Just finished lesson 2 and I was able to grasp everything except this. Jeremy said an Epoch is “looking at all the data once”
but what does it mean to have 2 epochs? If the loss post SGD is ,let’s say 2, after 1 epoch, how will the 2nd epoch borrow info from the first?
What will the 2nd epoch do? start where the first one left off? or just do a separate SGD with different starting parameters?
Can’t wrap my head around it!!!
You can find a lot of explanations on internet.
As an example in that link:
Finally, let’s make this concrete with a small example.
Assume you have a dataset with 200 samples (rows of data) and you choose a batch size of 5 and 1,000 epochs.

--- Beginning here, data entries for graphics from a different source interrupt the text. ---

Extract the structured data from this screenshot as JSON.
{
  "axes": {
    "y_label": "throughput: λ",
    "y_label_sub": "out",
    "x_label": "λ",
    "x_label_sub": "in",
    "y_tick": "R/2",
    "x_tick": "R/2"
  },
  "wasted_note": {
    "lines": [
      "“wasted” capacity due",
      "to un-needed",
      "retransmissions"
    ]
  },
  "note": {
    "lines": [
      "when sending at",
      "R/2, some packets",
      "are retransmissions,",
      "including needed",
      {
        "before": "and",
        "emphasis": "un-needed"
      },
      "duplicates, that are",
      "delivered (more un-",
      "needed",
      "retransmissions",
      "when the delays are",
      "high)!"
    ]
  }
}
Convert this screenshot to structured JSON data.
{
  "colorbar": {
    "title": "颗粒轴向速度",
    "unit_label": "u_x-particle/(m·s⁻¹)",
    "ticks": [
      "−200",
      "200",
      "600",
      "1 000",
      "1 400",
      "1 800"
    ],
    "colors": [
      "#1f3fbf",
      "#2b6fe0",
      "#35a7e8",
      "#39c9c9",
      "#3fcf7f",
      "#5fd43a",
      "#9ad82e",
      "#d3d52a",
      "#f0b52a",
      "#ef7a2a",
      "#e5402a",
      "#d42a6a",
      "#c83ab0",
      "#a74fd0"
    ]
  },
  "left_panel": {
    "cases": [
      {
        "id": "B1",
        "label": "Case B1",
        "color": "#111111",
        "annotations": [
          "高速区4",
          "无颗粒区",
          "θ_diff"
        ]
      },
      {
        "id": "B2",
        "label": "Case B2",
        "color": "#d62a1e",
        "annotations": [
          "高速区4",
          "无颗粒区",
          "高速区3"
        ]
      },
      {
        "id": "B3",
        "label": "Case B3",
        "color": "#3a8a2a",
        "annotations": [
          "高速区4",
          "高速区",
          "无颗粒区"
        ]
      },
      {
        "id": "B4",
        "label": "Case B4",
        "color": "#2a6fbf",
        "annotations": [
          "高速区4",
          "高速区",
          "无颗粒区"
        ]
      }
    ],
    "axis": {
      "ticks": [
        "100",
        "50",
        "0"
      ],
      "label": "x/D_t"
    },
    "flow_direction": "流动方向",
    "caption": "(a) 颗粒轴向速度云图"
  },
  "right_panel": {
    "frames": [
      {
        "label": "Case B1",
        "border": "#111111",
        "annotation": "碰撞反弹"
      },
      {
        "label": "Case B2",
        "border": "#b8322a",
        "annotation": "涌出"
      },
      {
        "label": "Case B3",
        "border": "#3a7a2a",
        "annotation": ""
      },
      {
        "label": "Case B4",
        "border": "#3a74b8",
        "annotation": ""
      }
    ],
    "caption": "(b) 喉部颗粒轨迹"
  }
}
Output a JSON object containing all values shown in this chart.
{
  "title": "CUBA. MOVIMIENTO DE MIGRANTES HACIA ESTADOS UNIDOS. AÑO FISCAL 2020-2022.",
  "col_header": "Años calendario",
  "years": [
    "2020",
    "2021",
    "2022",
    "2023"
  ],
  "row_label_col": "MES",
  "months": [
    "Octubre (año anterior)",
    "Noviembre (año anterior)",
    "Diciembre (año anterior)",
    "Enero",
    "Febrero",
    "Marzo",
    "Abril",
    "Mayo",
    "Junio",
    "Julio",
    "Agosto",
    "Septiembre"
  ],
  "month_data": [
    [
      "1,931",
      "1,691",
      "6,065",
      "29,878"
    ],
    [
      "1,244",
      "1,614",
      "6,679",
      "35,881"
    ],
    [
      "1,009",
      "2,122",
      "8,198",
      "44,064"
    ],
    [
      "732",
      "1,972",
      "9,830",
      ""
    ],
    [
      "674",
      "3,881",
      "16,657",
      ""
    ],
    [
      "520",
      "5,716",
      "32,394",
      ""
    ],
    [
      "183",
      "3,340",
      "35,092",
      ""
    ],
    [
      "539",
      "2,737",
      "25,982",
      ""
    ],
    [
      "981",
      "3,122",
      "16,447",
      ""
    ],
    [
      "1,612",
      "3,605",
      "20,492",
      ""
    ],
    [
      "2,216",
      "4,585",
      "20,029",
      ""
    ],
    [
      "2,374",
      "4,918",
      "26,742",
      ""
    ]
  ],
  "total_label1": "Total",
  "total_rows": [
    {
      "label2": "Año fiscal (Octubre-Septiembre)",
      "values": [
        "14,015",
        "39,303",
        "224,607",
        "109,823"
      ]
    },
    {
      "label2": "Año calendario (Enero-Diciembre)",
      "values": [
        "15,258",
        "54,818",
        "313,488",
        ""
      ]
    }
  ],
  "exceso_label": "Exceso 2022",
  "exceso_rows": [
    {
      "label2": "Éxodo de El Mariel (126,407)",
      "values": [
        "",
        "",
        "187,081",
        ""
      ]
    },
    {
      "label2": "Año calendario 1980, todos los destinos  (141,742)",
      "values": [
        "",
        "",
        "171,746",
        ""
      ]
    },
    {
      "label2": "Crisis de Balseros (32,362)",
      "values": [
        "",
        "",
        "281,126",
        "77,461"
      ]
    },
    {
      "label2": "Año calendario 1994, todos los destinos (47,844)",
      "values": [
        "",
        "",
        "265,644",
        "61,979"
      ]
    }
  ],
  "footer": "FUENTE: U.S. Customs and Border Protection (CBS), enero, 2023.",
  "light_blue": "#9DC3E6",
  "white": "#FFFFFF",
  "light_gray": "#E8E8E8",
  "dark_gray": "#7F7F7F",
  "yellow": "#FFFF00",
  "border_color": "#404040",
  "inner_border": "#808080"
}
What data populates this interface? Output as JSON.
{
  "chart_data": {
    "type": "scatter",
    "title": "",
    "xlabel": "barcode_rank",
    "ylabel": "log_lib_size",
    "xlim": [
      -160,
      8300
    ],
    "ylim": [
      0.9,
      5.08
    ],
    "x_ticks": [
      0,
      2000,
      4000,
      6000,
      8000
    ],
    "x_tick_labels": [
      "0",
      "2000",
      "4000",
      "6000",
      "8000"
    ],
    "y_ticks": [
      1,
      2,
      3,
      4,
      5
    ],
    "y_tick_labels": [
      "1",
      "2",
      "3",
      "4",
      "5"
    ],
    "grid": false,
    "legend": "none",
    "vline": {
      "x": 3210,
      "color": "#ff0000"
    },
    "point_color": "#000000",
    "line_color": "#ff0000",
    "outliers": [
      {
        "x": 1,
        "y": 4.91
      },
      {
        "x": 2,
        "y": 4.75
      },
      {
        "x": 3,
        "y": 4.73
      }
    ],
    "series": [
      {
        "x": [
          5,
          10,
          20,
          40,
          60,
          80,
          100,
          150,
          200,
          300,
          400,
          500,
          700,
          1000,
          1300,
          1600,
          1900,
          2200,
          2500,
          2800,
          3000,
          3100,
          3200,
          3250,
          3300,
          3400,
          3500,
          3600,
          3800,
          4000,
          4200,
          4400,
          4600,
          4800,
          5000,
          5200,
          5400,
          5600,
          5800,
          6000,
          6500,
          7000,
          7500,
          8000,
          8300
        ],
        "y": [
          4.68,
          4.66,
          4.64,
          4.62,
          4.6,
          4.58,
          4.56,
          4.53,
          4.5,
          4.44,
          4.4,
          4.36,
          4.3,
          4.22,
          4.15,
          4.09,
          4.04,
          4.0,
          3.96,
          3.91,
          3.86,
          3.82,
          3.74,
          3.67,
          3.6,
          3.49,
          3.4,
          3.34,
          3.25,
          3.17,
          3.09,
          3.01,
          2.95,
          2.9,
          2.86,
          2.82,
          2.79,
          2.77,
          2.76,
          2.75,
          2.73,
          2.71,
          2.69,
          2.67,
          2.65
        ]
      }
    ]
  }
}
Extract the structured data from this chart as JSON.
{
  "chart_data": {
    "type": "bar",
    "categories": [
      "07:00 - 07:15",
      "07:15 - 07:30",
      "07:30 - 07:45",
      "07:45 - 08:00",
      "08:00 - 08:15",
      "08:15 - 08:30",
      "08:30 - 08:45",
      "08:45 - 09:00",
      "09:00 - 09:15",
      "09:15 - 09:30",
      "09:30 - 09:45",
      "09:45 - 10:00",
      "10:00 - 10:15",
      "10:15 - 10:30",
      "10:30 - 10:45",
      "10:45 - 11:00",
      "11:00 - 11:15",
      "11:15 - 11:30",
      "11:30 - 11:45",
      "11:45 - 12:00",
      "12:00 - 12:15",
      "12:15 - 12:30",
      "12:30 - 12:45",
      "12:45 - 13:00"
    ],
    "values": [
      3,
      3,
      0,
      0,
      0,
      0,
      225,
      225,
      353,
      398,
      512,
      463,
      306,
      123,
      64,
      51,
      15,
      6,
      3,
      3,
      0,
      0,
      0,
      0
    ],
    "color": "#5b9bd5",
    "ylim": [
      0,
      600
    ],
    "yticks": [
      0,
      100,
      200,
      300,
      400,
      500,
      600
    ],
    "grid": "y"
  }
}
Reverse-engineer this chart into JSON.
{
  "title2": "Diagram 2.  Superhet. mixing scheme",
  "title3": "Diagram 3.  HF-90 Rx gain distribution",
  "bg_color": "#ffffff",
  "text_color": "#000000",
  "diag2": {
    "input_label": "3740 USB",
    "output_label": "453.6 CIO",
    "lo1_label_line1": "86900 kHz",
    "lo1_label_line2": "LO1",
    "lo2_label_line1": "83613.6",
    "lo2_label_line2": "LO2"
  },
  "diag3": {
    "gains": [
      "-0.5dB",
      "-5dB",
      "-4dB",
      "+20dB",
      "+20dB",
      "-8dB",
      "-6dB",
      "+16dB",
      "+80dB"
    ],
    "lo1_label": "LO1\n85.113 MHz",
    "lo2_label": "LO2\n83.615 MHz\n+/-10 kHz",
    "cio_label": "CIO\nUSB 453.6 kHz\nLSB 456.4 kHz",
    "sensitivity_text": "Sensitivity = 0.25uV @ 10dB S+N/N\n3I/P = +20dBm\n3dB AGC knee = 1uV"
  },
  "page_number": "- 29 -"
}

This means that the dataset will be divided into 40 batches, each with five samples. The model weights will be updated after each batch of five samples.
This also means that one epoch will involve 40 batches or 40 updates to the model.
With 1,000 epochs, the model will be exposed to or pass through the whole dataset 1,000 times. That is a total of 40,000 batches during the entire training process.
Thank you! That cleared it up! so it is essentially just a continuation of the process
Even I am slightly confused with the concept of epoch. Say that for the first time I train my network with 20 epochs, and I find out that at 8th epoch I get the lowest error, should I retrain my network with 8 epochs? And should that be done after unfreezing or without unfreezing?
Please suggest as I am slightly confused with the steps.
Hey if you’re error gets consisently worse after the 8th epoch, then yes you overfit. So you should stop somewhere around the 8th epoch.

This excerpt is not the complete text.